Suddenly, however, there always comes a tear, a violent tug that sets the historical story back in motion. An invisible virus turns the globe upside down or tanks are once again threatening to roam the European territory : these are recent examples of those decisive junctures to which the great Austrian writer and historian Stephen Zweig dedicated one of his masterpieces, " Fatal moments ”, now available in audiobook (Emons, 2023), in the reading of Danilo Negrelli .

In the essay, published in 1927, Zweig recounts some decisive passages in the human story through fourteen written miniatures . They are those rare moments, "star hours", to use the words of the Austrian writer, in which decisions and dynamics mature that transcend contingency and which, "bright and immutable like the stars, shine above the night of human transience".

L'audiolibro
L'audiolibro
L'audiolibro

Thus, thanks to the historical precision of Zweig and his narrative talent, so skilled in recalling psychologies and environments, we relive the fall of Constantinople , amidst the screams of the victorious Turks and those of the defeated Christians, and the journey of the sealed carriage in which Lenin , in 1917, crosses Germany with destination Russia and the Bolshevik revolution. And yet the discovery of the Pacific Ocean by the Spaniards led by Ferdinand Magellan , the first words that run along a transoceanic cable in 1858 to arrive at the dream of peace formulated by US President Wilson in the aftermath of the Great War.

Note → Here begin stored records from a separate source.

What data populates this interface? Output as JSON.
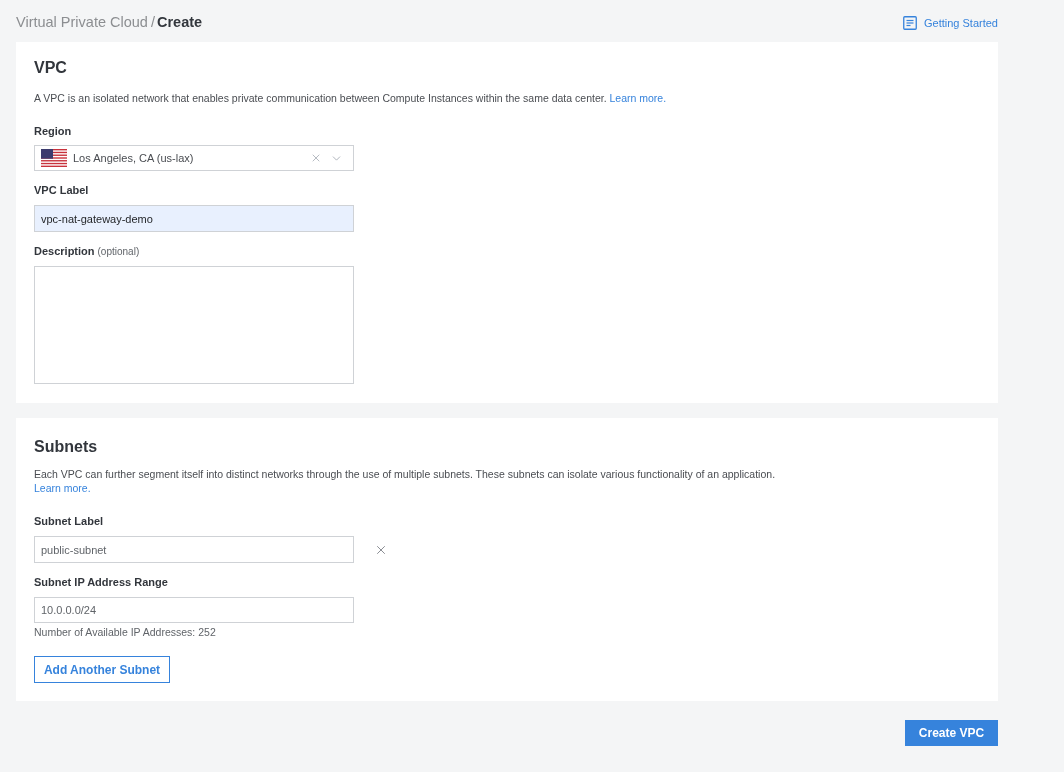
{
  "breadcrumb": {
    "parent": "Virtual Private Cloud",
    "separator": "/",
    "current": "Create"
  },
  "getting_started_link": "Getting Started",
  "vpc_section": {
    "title": "VPC",
    "description": "A VPC is an isolated network that enables private communication between Compute Instances within the same data center.",
    "learn_more": "Learn more.",
    "region": {
      "label": "Region",
      "value": "Los Angeles, CA (us-lax)"
    },
    "vpc_label": {
      "label": "VPC Label",
      "value": "vpc-nat-gateway-demo",
      "autofilled": true
    },
    "description_field": {
      "label": "Description",
      "hint": "(optional)"
    }
  },
  "subnets_section": {
    "title": "Subnets",
    "description": "Each VPC can further segment itself into distinct networks through the use of multiple subnets. These subnets can isolate various functionality of an application.",
    "learn_more": "Learn more.",
    "subnets": [
      {
        "label_field": {
          "label": "Subnet Label",
          "value": "public-subnet"
        },
        "ip_range": {
          "label": "Subnet IP Address Range",
          "value": "10.0.0.0/24"
        },
        "available": "Number of Available IP Addresses: 252"
      }
    ],
    "add_button": "Add Another Subnet"
  },
  "submit_button": "Create VPC"
}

From the pages of Zweig history returns as living, vital matter , capable of affecting our personal story and our feelings. Each miniature that makes up the book becomes, in fact, an observation point, an open window from which to look out, to let the gaze flow from the past to the present.

History therefore loses its presumed static nature - which is for many a synonym of uselessness - to show us how every event can turn into a sort of pebble thrown into the pond . It moves the water more clearly where it falls but causes circular movements that radiate outwards, moving further and further away from the point of fall.

Here it is: Zweig has been able to grasp the value of the pebble that moved the pond in an incomparable way and show us the extent of the waves which, despite coming from afar, in space and time, still move the ship of our existence.